Threshold of concern for dry acid added to a SWG pool?

GalenL

Member
Aug 28, 2022
7
Sacramento, CA
Pool Size
7600
Surface
Fiberglass
Chlorine
Salt Water Generator
SWG Type
Pentair Intellichlor IC-30
Greetings all!

This is my first post as a relatively new owner of a 7600 fiberglass pool (the Latham Olympia 12), with a SWG, for which construction was completed October of 2023. I am in Sacramento, California. The pool has an autocover which I've been using most of the time up to this point, but I'll probably want to use less as it gets hotter. The pool is set up to refill automatically as water is lost.

Since I took over responsibility for maintaining the pool, I have been using dry acid to keep the PH from getting too high. To date, I have added 23.4 oz of dry acid, with almost half of that added in the last week.

Yesterday I discovered the use of dry acid is "discouraged" in pools with a SWG. Specifically, the Intellichlor manual says: "The use of dry acid (sodium bisulfate) to adjust pool pH is discouraged especially in arid regions where pool water is subject to excessive evaporation and is not commonly diluted with fresh water. Dry acid can cause a buildup of by-products that can damage your chlorinator cell."

My question is: Did I catch this in time, such that I'll be OK as long as I don't add more dry acid? Or should I drain/dilute my water to avoid damage to my SWG?

Some additional details.

I did a back-of-the-envelop calculation based a 2019 post from @JoyfulNoise (Dry Acid (Sulfates)), and estimate that the dry acid I've added to date increased my sulfate concentration by almost 19 ppm of sulfate ions. This is of course in addition to the baseline in my water supply. Looking at the website for Sacramento City Water, it there are 18 sulfate tests ranging from 4.9 ppm to 34.5 ppm, with an average of around 12 ppm, and a regulatory limit in California of 500 ppm. (Am I correct in understanding "sulfate ions" added by dry acid to be the same as the "sulfates" indicated in drinking water quality standards?)

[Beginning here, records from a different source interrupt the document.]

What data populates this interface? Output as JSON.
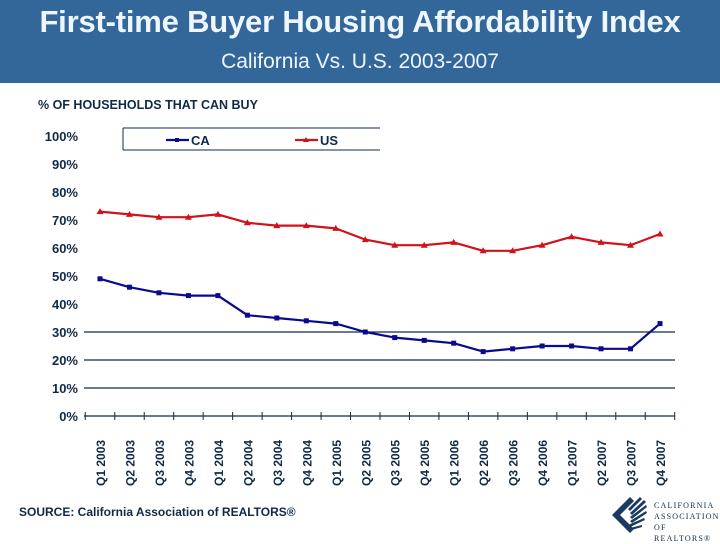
{
  "header": {
    "title": "First-time Buyer Housing Affordability Index",
    "subtitle": "California Vs. U.S. 2003-2007",
    "background_color": "#336699"
  },
  "footer": {
    "source": "SOURCE: California Association of REALTORS®",
    "logo_lines": [
      "CALIFORNIA",
      "ASSOCIATION",
      "OF REALTORS®"
    ]
  },
  "chart_data": {
    "type": "line",
    "title": "First-time Buyer Housing Affordability Index",
    "subtitle": "California Vs. U.S. 2003-2007",
    "ylabel": "% OF HOUSEHOLDS THAT CAN BUY",
    "xlabel": "",
    "ylim": [
      0,
      100
    ],
    "yticks": [
      "0%",
      "10%",
      "20%",
      "30%",
      "40%",
      "50%",
      "60%",
      "70%",
      "80%",
      "90%",
      "100%"
    ],
    "grid": "horizontal",
    "legend": "top",
    "categories": [
      "Q1 2003",
      "Q2 2003",
      "Q3 2003",
      "Q4 2003",
      "Q1 2004",
      "Q2 2004",
      "Q3 2004",
      "Q4 2004",
      "Q1 2005",
      "Q2 2005",
      "Q3 2005",
      "Q4 2005",
      "Q1 2006",
      "Q2 2006",
      "Q3 2006",
      "Q4 2006",
      "Q1 2007",
      "Q2 2007",
      "Q3 2007",
      "Q4 2007"
    ],
    "series": [
      {
        "name": "CA",
        "color": "#0a0a8c",
        "marker": "square",
        "values": [
          49,
          46,
          44,
          43,
          43,
          36,
          35,
          34,
          33,
          30,
          28,
          27,
          26,
          23,
          24,
          25,
          25,
          24,
          24,
          33
        ]
      },
      {
        "name": "US",
        "color": "#d0121b",
        "marker": "triangle",
        "values": [
          73,
          72,
          71,
          71,
          72,
          69,
          68,
          68,
          67,
          63,
          61,
          61,
          62,
          59,
          59,
          61,
          64,
          62,
          61,
          65
        ]
      }
    ]
  }
}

So, it seems I have likely materially increased the level of sulfates in my pool water, but might still below well regulatory limits. I also noticed that sulfate levels in the drinking water provided to rural areas around Sacramento are higher.

I tried to research this question on my own, but didn't see any reliable information about the level of sulfate concentration likely to damage a salt cell.

I only want to drain/dilute if its absolutely necessary, since (1) my water is otherwise excellent condition, (2) I hate wasting water, and (3) fiberglass pools cannot be drained, so that turning over the water in a fiberglass pool. But I'm willing to do it if its my best course of action.

Does anyone here have thoughts on this, or a recommendation for me?

Thanks in advance!
Galen

P.S. I hope this question is appropriate for the "deep dive" forum, but my apologies if there was a better place to post this.

P.P.S. I've been using the TF-100 kit to monitor my pool water. For reference, my most recent levels were: FC: 2, PH, 7.9 (after adding a bunch of dry acid), TA 80, CH 200, CYA 30 (need to increase this), salt: 3800, Temp 69 F, CSA -.18. I don't think this is relevant to my question.
 
I think what is done, is done. It is not necessary to drain the pool. Pool stores sell s lot of dry acid and SWG cells seem to survive.
 
Thanks @ajw22!

As a follow-up, I called Pentair tech support to ask my question. The Pentair technician said that I didn't need to drain or dilute my water, but advised me to increase my SWG output (say from 10% to 20%) for the next 24 hours, implying that it would remove somehow eliminate the dry acid. (I was unfortunately playing telephone through a customer service rep and couldn't talk to the technician myself). This advice makes no sense to me; the issue as I understand it is with the dry acid after it breaks down into sulfates, and I don't see how increasing the chlorinator output would effect that one way or another. I wonder if the technician misunderstood my situation, and thought I was having issues with my chlorinator (which I'm not)? Should I disregard this advice?
 
Who knows. Give it a try. You just end up with a few ppm more FC.